I don't know if it is stated explicitly (edit: it is). But here is an argument.

Assume first that $A$ is unital. You want to show that there is a state $\tau$ with $\tau(x-y)\ne0$. So, it is enough to prove that for any nonzero $a\in A$, there exists a state $\tau$ with $\tau(a)\ne0$. Suppose first that $a$ is selfadjoint. Via the Gelfand transform $\Gamma$, $C^*(a)\simeq C(\sigma(a))$, where $a$ is mapped to the identity function; take any nonzero $t\in\sigma(a)$, then $\tau(x)=\Gamma(x)(t)$ is a state on $C^*(a)$ with $\tau(a)\ne0$.

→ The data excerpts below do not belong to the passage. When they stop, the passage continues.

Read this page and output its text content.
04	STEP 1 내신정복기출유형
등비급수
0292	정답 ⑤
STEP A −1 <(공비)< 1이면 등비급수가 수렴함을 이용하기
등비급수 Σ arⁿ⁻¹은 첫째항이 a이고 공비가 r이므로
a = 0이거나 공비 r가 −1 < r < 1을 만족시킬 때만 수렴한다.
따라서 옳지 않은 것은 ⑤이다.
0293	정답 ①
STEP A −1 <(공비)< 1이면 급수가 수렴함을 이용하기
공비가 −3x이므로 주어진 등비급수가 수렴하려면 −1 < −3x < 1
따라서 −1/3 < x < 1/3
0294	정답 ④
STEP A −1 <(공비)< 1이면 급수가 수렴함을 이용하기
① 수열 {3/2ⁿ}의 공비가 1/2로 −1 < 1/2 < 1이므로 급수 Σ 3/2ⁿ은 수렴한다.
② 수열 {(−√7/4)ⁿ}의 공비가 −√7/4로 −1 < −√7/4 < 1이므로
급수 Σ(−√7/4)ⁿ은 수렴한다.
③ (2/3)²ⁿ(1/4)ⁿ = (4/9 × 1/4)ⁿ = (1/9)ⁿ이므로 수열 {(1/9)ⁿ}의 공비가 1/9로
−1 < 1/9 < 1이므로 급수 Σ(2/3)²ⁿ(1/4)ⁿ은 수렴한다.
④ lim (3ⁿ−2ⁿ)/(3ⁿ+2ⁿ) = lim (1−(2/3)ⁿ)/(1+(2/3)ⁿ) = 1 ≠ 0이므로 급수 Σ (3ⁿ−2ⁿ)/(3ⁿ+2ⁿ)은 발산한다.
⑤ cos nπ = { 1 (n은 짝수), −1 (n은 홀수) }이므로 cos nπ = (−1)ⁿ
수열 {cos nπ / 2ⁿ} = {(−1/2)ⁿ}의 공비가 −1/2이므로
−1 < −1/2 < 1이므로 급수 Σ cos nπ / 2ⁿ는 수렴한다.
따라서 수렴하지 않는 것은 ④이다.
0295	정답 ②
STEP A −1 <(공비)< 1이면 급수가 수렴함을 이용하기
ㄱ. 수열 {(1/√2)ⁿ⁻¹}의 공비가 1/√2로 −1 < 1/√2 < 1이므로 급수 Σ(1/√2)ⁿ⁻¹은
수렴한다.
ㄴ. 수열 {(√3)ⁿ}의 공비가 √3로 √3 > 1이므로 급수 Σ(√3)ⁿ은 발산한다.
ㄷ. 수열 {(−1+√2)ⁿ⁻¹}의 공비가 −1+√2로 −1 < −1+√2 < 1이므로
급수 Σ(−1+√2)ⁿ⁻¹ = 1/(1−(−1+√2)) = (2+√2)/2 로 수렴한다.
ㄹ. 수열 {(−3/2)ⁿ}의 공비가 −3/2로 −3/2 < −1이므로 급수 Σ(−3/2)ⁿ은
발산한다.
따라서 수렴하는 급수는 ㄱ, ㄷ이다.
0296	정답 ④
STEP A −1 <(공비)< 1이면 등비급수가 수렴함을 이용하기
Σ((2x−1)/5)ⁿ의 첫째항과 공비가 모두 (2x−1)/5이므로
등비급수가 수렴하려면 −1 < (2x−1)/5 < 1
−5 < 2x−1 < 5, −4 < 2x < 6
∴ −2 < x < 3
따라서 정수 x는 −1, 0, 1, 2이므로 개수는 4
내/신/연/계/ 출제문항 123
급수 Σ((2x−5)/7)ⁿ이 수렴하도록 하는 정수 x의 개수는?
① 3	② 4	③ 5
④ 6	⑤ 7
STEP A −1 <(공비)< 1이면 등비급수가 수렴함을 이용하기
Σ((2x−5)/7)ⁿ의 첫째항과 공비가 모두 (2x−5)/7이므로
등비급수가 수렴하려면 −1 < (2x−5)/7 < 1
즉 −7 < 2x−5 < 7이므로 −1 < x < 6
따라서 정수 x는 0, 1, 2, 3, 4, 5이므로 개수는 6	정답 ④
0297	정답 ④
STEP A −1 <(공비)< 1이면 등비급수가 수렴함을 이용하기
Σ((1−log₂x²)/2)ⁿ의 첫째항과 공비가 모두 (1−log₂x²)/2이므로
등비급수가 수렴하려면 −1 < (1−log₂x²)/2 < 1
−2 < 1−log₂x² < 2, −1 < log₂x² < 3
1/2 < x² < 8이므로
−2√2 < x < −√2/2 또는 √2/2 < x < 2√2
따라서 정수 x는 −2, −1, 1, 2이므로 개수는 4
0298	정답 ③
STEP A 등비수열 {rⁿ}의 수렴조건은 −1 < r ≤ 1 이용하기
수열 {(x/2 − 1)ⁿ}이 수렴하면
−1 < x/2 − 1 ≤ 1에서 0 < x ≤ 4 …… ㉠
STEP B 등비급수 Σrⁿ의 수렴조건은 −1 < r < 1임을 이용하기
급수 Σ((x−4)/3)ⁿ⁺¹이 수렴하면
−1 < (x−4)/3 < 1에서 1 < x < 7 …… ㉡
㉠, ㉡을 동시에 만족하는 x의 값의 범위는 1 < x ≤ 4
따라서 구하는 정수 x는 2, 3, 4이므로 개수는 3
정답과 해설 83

Now we have two problems: that $\tau$ is not defined on all of $A$, and that the above used that $a$ is selfadjoint.

For the first part, because $\tau$ is a state you have that $\|\tau\|=1=\tau(1)$. If you extend $\tau$ to all of $A$ by Hahn-Banach, you get a linear functional $\tilde\tau$ on $A$ with $\tilde\tau(a)=\tau(a)$, and $\|\tilde\tau\|=\|\tau\|$. So $$\|\tilde\tau\|=\|\tau\|=\tau(1)=\tilde\tau(1).$$ Now Corollary 3.3.4 in Murphy's book give you that $\tilde\tau\geq0$, so it is a state.

When $a$ is not selfadjoint, apply the above to $\operatorname{Re} a$.

When $A$ is not unital, apply the above to the unitization of $A$. The restriction of a state is a state.

And now that I wrote everything and I look at the next page, I see that this is Theorem 3.3.6 in Murphy's book.

Answer 2

This is an easy consequence of the Gelfand-Naimark theorem, which Murphy proves in section 3.4 (if I recall correctly).

Indeed, choose a Hilbert space $\mathcal{H}$ such that $A \subseteq B(\mathcal{H})$. Then the vector states $$\{\omega_{\xi}: A \to \mathbb{C}: a \mapsto \langle a\xi, \xi\rangle\mid \xi \in \mathcal{H}\}$$ separate the points of $A$, because $\langle a \xi, \xi\rangle = 0$ for all $\xi \in \mathcal{H}$ implies $a=0$.